Table Migration Notes
leads schema.sql PII: full_name, phone, email. RLS on, no public policies.
quotes schema.sql + 001, 002, 007, 009 Estimate band, address, roof inputs, public_token, quote_number, cached estimated_monthly_payment. RLS on.
clients added in multi-tenant migration (pre-001) slug is the public URL segment.
client_branding pre-001 + 010 (footer color) Colors + per-client trust copy.
client_pricing_rules pre-001 + 004 (min_job_floor, pitch_mult) JSONB pricing maps + range_spread + min_job_floor.
client_integrations pre-001 + 005 (gtm_container_id) Webhook URLs + notification email/phone + GTM.
client_page_content pre-001 Legacy flat row for landing-page copy. Still read as fallback by lib/page.js.
client_pages 008 Per-(client, page_key) metadata.
page_sections 008 Typed sections with variant, sort_order, is_visible, content (jsonb).
client_assets pre-001 Uploaded images. asset_type distinguishes them; is_active filters out soft-deleted.
eagleview_property_lookups 006 Optional log of raw EagleView responses. Only written when EAGLEVIEW_LOG_RESPONSES=1.
clients.notes 011 Admin-only internal notes column. Never selected by public-page loaders.

The quote_number_seq sequence (migration 009) generates human-readable quote numbers (Q-001001, Q-001002, …). The public_token is a UUID generated by gen_random_uuid() — unguessable, and it's the access control for the thank-you page.

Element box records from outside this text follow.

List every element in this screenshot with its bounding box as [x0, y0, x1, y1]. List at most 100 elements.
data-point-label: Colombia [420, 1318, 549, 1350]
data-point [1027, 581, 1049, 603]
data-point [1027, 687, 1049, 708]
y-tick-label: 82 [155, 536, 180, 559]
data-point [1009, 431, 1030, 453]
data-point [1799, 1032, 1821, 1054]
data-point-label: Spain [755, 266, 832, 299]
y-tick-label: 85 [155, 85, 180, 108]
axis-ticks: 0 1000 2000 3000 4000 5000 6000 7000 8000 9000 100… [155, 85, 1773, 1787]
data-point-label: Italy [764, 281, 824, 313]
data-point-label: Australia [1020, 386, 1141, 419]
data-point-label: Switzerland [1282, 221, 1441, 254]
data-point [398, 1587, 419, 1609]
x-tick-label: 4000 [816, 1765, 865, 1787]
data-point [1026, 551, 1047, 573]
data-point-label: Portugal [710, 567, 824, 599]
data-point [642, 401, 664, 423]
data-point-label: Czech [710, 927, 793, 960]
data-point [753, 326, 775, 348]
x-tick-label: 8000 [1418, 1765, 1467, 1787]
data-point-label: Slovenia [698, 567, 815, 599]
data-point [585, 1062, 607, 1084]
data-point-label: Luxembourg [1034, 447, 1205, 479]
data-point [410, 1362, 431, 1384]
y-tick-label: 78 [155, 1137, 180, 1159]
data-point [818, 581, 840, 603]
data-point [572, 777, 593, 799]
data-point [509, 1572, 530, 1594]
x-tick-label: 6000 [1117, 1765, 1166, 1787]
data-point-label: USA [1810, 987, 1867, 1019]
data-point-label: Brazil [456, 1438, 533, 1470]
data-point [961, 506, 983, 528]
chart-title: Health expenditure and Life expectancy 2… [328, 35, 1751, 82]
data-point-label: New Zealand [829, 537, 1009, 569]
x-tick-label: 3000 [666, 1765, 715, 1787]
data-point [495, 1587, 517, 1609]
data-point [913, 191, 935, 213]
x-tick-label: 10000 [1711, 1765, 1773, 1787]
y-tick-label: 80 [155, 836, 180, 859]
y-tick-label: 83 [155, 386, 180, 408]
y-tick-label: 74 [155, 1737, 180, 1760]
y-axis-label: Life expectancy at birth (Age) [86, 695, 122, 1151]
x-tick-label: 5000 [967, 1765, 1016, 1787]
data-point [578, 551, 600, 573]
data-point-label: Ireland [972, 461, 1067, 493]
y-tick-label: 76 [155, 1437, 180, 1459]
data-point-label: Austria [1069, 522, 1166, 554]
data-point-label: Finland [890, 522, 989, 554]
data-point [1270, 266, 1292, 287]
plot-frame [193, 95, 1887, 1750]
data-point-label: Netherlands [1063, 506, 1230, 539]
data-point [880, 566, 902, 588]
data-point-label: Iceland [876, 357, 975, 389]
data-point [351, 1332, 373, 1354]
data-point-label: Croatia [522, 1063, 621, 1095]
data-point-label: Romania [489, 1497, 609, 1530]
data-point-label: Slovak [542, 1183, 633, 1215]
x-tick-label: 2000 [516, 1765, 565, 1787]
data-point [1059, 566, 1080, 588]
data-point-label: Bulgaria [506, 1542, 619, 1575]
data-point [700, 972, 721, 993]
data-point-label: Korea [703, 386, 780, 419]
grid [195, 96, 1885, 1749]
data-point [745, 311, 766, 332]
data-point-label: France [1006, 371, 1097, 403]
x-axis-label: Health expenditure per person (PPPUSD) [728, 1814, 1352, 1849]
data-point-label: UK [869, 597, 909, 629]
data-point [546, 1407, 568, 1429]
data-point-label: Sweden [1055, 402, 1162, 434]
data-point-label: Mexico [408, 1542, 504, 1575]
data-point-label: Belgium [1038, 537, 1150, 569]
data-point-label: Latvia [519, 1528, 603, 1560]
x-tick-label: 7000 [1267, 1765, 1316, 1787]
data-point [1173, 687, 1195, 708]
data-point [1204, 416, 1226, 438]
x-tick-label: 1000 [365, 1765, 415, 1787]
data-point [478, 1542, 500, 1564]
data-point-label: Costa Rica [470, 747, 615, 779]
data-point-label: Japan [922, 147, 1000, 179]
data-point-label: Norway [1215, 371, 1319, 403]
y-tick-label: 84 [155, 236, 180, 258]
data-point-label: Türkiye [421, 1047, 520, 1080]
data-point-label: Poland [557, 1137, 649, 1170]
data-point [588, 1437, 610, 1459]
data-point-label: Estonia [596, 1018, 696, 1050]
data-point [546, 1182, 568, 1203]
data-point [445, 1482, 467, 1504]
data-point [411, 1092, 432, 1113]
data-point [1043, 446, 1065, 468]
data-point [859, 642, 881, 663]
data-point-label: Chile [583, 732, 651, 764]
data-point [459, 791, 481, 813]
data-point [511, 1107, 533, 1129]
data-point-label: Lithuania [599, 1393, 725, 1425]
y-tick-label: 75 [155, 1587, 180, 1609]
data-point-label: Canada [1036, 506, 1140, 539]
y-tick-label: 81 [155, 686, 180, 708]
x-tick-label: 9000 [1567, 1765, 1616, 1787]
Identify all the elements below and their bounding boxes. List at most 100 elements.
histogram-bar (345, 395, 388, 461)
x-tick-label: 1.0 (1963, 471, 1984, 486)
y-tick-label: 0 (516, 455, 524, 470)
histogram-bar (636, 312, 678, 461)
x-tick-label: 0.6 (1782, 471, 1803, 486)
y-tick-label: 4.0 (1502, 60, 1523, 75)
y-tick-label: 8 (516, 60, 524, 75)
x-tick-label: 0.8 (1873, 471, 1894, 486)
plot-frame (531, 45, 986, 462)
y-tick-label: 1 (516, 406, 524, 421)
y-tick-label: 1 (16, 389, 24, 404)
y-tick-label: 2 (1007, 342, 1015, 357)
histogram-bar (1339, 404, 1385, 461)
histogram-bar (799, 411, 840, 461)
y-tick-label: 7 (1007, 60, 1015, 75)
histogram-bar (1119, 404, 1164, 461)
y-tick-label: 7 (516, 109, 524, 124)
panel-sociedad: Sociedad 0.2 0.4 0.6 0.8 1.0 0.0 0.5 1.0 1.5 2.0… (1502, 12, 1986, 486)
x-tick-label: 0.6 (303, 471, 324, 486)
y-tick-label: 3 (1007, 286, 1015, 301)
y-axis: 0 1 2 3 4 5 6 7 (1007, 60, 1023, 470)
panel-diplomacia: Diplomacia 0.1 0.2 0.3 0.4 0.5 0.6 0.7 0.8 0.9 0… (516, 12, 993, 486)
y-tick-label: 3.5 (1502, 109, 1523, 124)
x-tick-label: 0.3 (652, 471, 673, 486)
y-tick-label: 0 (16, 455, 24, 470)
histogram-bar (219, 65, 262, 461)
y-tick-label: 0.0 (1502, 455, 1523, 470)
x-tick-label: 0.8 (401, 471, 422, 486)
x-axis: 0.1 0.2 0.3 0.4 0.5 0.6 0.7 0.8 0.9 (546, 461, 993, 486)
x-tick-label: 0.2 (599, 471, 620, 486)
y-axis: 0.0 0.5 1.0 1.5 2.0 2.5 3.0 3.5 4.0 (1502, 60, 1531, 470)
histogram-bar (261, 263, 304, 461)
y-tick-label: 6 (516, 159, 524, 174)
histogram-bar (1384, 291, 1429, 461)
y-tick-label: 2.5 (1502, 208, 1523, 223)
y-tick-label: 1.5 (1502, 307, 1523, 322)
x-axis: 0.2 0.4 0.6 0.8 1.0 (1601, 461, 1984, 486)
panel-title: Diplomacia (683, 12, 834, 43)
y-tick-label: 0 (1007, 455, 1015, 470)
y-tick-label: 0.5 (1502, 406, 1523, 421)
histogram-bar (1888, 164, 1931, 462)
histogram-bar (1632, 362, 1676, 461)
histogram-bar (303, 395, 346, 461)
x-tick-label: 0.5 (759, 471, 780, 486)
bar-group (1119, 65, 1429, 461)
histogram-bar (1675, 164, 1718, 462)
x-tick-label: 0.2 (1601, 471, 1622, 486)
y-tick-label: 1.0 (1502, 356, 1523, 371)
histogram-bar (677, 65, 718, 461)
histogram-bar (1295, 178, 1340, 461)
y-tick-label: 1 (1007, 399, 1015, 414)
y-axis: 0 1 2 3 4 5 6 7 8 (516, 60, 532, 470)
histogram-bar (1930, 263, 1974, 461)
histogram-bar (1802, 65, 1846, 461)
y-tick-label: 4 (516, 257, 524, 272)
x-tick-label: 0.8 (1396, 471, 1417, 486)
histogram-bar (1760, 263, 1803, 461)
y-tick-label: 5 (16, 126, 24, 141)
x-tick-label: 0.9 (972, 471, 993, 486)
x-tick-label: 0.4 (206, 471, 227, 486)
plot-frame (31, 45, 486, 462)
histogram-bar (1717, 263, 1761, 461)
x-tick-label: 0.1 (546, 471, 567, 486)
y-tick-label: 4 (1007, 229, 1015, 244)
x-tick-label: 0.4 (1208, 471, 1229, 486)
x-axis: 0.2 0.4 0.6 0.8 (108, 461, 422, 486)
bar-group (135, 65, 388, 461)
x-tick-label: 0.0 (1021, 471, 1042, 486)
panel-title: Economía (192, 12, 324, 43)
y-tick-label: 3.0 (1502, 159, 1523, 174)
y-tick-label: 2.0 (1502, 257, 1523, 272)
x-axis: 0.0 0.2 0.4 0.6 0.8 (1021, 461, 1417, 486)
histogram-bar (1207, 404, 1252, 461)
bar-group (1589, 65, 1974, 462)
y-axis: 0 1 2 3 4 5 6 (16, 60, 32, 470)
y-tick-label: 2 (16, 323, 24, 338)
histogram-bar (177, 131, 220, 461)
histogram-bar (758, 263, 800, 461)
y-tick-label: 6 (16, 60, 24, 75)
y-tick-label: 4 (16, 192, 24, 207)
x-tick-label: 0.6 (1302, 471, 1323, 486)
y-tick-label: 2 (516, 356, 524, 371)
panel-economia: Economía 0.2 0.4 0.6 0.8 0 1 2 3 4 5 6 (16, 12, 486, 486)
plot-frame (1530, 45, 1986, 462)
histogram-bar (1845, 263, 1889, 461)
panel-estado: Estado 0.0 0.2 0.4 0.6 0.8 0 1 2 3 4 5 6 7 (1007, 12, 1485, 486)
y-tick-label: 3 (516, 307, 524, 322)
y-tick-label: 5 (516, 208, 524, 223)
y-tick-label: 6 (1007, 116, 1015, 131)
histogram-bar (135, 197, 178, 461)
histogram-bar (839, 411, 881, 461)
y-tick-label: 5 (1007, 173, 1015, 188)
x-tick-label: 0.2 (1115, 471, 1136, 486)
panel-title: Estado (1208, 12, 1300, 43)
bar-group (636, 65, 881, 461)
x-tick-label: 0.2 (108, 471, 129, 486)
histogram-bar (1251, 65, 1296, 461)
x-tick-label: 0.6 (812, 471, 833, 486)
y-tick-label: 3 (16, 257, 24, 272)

Webhook / integration flow

When a quote is saved, the API best-effort POSTs

{
  "client": { "id": "...", "slug": "...", "name": "..." },
  "lead":   { /* full leads row, including PII */ },
  "quote":  { /* full quotes row */ }
}

to whichever of forminit_webhook_url, ghl_webhook_url, and hubspot_webhook_url are set in client_integrations. Each request:

  • has a 5 second timeout;
  • runs in parallel with the others (Promise.all);
  • never throws — any failure is logged and swallowed.

See INTEGRATIONS for the full integration story, including GTM, EagleView, and notification flows.